Most humans can live comfortably only within a very narrow temperature range – between 10 and 35 degrees Celsius (a little below body temperature, that is). Although some, through the ingrained habit of countless generations, can tolerate either greater cold or greater heat a little better than most, sub-zero or above 45-degree temperatures begin to kill if you are exposed to the elements for too long – that is a hard universal fact. Strong winds or extremely high humidity make things very considerably worse. This year I began to sense that things were getting abnormal by the end of March: not only was it unpleasantly hot already, but (at least in my town, and more or less all over south Bengal) there had not been any significant rainfall for six continuous months! Then April came, and the horror began.
Day after day after day, one woke up to find that it was already too warm for comfort by seven in the morning, and the sun, which hurt your eyes even then, began to blaze with pitiless fury by eight. By ten, the roads were empty – nobody went out unless he or she absolutely had to – and all you could see was the dogs panting and looking for a patch of shade. By mid-day the house started feeling like an oven, and the only people out on the road were using umbrellas, or at least caps, and those on motorcycles (except the mad few who seemed immune!) had big handkerchiefs wound tighly around their faces, and sunglasses to ward off the glare. If there was a wind, it raised little dust storms. The schoolchildren came home exhausted, red and puffed in the face, and started going down with the pox, the measles or heat fever right and left – until (recently) the authorities took heed and did the sensible thing; brought the school hours forward, and then started giving early vacations.
We cannot stay upstairs in my house in the afternoons, even with the cooler going full speed (its efficiency varies very greatly from day to day, depending on how dry or wet the outside air is). Downstairs, I sweat with the poor kids I teach – or feel as though I am on fire on days when it is absolutely dry, the whole skin one gigantic itch, which grows worse if you scratch. All I can do to feel better is to thank my stars over and over again that I don’t have to make a living outdoors or running around most of the time, as so many people do, from hawkers of all sorts to bus drivers and traffic constables and factory workers who toil before open furnaces and news reporters and even supposedly ‘successful’ people like busy doctors I know who always have to be on the move: they can keep their success, I don’t envy them! One must be thankful, too, for small mercies – at least, unlike in so many places in this same country, I don’t suffer from shortage of water (it’s only three or four cool baths every day that’s keeping me alive, and drinking lots of iced water, though that’s taking a toll on the throat…) or long daily power cuts. I know there are lots of Indians who’d tell me ‘You’re in heaven, what are you cribbing about?’ I’d like to be somewhere close to Nainital or Mussoorie now, only a little higher, a little away from the din and bustle.
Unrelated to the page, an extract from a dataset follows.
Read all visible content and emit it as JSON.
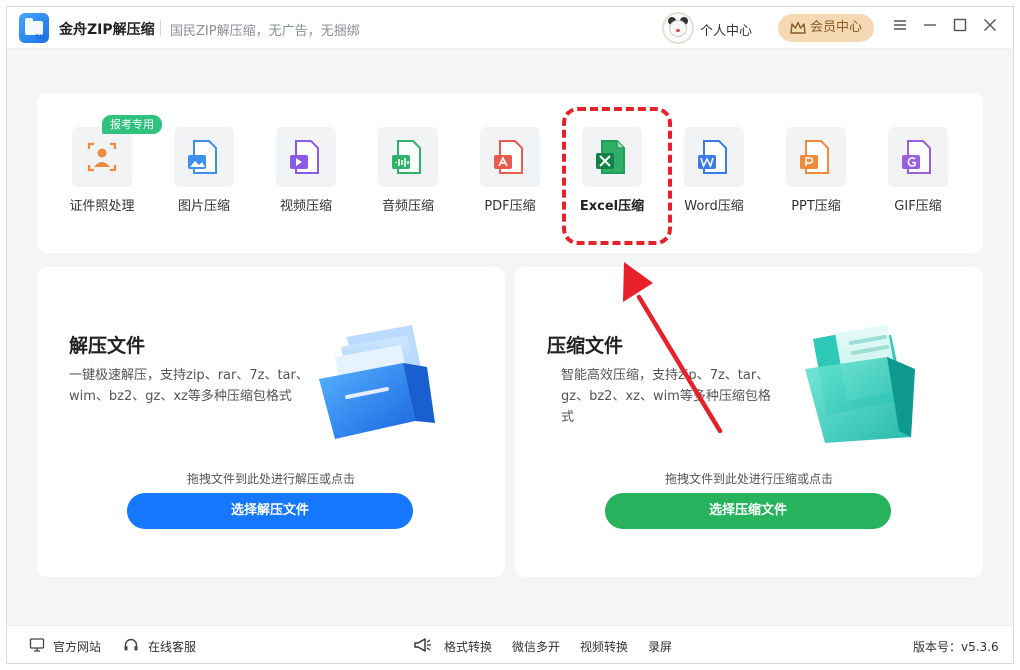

One might imagine that the evenings would be better, once the sun has gone down. But wait – something weird begins to happen with the brick and cement houses we live in. The walls begin to give off heat or something, so if you are indoors, you feel you are being cooked. The only relief is outdoors: after nine, if there’s a good breeze (as there has been these last few days), and you can sit on a high roof (third floor is good, fifth or sixth much better) after a bath and wearing as little clothing as possible, you can start breathing comfortably again – but going down for dinner is a nightmare. I have grown weak and ease-loving: I have spent decades tossing and turning on a hot bed sticky and smelly with sweat until the wee hours brought a little fleeting bit of relief, but now I cannot go to bed without the air-conditioner on. If there’s ever a really serious cash crunch in summer time, I’d sell off every other gadget I have around the house before I get rid of the fridge and the ‘a/c’. I am dreaming of the day when I can install an airconditioner in my classroom too: I’d have done it already if the local power facility could give me a strong assurance that the line can bear the load.
Then you wake up and it’s hot already as soon as you turn off the a/c, and you open the windows and the sun hurts your eyes again, and it’s already unpleasant to draw the dusty, muggy, foul air into your lungs. Day after day after day. There hasn’t been one single thundershower this whole month to give us all a few hours of blessed relief. After one wild prediction about a coming cyclone which went wrong, the met. office has gone all coy, hedging its bets, talking only about how it expects an almost-normal, on-schedule monsoon – though that is almost six weeks away, and there’s the terrible month of May to be gone through first. Heaven help us all.